MARTINEZ — Two months after his felony arrest, a former East Bay policeman has been charged with three misdemeanors for allegedly driving drunk and threatening the cops who arrested him, court records show.
These charges against Brauli Rodriguez Jalapa, a former officer with the Oakland Housing Authority and Pittsburg police departments, come while he continues to fight a federal case as part of a massive police corruption scandal involving 14 former East Contra Costa police officers. In that, Rodriguez Jalapa is charged with participating in a scheme to defraud the city of Pittsburg by paying someone to take college classes for him and receiving incentive pay for city employees who receive college degrees.
On Wednesday, the Contra Costa District Attorney’s Office charged Rodriguez Jalapa with two counts of drunken driving and one count of threatening a peace officer. He was arrested last February, in Clayton, on suspicion of a misdemeanor DUI count and a felony count of threatening officers.
Authorities say that Clayton officers found Rodriguez Jalapa asleep behind the wheel, and that he was belligerent when they woke him up. At a court hearing in his federal case following this arrest, his lawyer said he immediately took steps to enroll in rehab after the arrest and felt terrible about what happened.
Rodriguez Jalapa is due in court on May 9 for an arraignment, records show. He remains out of custody while both cases are pending, having put his home in Contra Costa County up for bond in his federal case.
Rodriguez Jalapa worked for Pittsburg police briefly in 2017, but spent most of his 10-year career with the Oakland Housing Authority Police. He continued to work in law enforcement after July 2021, when he was arrested in Brentwood on suspicion of being intoxicated in public and found to have violated the OHA department’s policy, multiple law enforcement sources said.

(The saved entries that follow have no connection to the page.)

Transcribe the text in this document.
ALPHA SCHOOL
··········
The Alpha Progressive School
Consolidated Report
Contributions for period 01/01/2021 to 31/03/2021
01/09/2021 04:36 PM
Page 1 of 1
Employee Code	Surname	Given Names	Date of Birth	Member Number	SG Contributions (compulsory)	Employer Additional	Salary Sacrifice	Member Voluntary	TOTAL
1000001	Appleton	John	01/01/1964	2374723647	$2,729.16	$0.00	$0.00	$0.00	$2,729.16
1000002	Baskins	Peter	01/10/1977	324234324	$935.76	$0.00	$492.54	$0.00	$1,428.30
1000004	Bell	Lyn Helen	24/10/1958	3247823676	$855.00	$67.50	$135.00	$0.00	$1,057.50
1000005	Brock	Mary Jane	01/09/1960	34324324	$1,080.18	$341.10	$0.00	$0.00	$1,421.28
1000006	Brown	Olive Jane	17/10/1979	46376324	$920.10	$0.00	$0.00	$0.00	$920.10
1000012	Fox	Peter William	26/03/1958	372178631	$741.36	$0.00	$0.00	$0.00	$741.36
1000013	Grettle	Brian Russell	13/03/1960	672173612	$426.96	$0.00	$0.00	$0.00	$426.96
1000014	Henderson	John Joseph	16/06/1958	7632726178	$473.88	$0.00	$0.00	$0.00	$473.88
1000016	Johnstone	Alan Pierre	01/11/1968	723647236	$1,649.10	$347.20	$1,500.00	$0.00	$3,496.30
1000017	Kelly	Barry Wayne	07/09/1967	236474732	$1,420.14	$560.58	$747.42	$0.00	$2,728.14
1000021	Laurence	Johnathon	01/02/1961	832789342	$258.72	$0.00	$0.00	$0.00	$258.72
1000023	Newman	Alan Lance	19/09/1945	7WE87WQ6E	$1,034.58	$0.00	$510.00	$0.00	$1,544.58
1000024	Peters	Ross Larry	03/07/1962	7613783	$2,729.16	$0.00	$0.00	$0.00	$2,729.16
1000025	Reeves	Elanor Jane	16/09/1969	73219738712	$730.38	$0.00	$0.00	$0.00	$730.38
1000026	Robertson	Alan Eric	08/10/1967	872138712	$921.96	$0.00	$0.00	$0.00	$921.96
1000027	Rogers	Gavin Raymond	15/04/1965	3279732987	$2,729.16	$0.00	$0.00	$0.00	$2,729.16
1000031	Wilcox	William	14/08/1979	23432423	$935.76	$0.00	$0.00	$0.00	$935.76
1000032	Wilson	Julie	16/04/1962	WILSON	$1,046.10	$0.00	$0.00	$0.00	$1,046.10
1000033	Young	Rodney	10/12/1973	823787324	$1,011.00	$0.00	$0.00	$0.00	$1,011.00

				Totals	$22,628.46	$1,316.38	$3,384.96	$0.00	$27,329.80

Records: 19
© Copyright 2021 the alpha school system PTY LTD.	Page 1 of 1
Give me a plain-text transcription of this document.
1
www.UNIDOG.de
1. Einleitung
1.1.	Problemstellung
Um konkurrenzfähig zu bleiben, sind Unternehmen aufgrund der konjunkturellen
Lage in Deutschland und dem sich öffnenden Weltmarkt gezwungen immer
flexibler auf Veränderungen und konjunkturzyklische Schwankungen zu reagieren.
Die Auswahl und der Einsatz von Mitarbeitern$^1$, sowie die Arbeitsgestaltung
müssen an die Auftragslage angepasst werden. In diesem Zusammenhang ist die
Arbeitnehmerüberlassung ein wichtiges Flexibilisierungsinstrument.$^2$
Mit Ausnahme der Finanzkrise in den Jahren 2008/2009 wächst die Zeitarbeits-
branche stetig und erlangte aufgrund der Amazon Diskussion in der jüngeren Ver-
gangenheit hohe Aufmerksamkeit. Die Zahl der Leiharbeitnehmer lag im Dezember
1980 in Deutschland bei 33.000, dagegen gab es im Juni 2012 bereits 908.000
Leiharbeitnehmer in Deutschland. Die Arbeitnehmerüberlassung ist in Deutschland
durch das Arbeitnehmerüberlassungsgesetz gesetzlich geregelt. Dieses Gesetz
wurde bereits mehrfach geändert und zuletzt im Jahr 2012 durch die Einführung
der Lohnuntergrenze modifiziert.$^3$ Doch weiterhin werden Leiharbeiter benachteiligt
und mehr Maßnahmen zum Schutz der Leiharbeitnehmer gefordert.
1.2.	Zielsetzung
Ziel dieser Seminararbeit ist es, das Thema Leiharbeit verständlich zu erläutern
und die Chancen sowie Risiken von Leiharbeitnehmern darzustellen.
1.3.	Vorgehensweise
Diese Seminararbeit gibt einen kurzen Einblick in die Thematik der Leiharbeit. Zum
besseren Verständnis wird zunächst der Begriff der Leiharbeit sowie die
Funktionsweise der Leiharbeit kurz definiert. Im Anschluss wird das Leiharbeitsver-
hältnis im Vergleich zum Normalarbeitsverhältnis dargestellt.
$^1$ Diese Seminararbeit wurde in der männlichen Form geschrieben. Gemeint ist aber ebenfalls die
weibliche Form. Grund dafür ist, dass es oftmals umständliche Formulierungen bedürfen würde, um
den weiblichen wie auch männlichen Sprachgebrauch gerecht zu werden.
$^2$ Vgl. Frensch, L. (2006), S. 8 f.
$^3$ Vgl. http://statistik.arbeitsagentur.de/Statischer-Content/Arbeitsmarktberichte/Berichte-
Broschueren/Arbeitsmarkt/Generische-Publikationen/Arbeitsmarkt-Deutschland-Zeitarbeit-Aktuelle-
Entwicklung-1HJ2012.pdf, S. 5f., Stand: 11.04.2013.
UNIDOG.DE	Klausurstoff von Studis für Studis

The federal case against Rodriguez Jalapa alleges he paid $12,130 in tuition to California Coast University, then requested reimbursement from the Pittsburg Police Department, “based on the fraudulent coursework” a person did for him. He faces up to 20 years in federal prison if convicted.
One of his former colleagues, Patrick Berhan, has already pleaded guilty in the fraud scheme, and signed a plea deal that named Rodriguez Jalapa as one of the other participants. A former Antioch community services officer, Samantha Genoveva Peterson, has also pleaded guilty. Both continue to await sentencing.